For the nine months ended March 31, the ASX-listed group’s revenue lifted 2% year-on-year to $887million, but EBITDA was down 5%.

“While interest rate uncertainty continued to impact the Australian market, conditions have improved with the stabilisation of house prices and more vendors returning to the market,” said Owen Wilson (pictured above), REA Group CEO. “The movement in listings reflects the strong listings environment in Q3 last year prior to the commencement of the interest rate increases.”

A 12% decline in Australian listings impacted the company’s performance last quarter, following a strong period of listings. Sydney and Melbourne were hit the hardest, falling 20% and 18%, respectively.

The group’s platform continued to be Australia’s number-one property site, visited by 11.9 million people each month, representing 59% of Australia’s adult population.

“Our strong audience metrics deliver unrivalled value for our customers and demonstrate the underlying strength of the property market,” Wilson said. “The launch of our realEstimate campaign, powered by PropTrack data, significantly increased active property owner tracks helping consumers understand their property value.”
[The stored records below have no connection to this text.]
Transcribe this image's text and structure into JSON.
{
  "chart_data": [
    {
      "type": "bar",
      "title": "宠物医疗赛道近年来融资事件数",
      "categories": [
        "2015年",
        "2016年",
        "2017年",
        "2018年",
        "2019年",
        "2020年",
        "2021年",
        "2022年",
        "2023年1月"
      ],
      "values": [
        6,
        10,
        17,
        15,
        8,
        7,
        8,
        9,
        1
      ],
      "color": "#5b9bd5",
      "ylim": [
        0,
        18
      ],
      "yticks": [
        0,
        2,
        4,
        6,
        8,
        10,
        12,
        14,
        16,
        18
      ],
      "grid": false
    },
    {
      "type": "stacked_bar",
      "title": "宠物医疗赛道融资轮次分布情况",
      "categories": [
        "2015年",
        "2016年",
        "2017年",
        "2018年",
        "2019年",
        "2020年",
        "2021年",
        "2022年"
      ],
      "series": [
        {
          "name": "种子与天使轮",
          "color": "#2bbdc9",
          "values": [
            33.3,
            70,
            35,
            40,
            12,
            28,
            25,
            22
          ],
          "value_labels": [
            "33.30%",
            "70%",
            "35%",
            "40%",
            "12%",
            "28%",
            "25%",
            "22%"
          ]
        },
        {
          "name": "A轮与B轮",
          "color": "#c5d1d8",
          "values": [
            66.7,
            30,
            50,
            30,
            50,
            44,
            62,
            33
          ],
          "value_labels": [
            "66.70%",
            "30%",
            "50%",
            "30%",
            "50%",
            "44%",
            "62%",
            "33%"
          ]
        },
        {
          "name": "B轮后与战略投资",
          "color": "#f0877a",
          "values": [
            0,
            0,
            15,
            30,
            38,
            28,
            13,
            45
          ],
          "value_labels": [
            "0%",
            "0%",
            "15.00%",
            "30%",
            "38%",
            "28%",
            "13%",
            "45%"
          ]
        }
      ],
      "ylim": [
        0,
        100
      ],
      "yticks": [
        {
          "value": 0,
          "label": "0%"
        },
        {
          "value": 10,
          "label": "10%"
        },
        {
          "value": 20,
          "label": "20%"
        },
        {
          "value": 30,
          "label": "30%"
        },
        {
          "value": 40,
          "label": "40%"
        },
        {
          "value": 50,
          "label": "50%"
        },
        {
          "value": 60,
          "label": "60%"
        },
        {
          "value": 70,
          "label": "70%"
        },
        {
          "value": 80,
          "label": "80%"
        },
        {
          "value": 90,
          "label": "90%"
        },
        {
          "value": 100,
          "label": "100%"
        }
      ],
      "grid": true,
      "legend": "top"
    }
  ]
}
REA Group’s Australian residential business revenues fell for the quarter, thanks to the 6% rise in the average national price, contribution from Premiere+, and increased depth penetration. This was more than offset, however, by the 12% drop in national listings and a significant negative impact from geographical mix. Rent revenue, meanwhile, was up year over year, with a 5% price rise and increased depth penetration partly offset by a 1% fall in rental listings.

Also seeing a decline over the quarter were Australian financial services revenues, as a result of reduced market activity in new home lending and lower average loan sizes, partly offset by growth in refinance activity.

Recruitment momentum continued, with 1,047 brokers at the end of third quarter, and the integration of Mortgage Choice is now largely complete.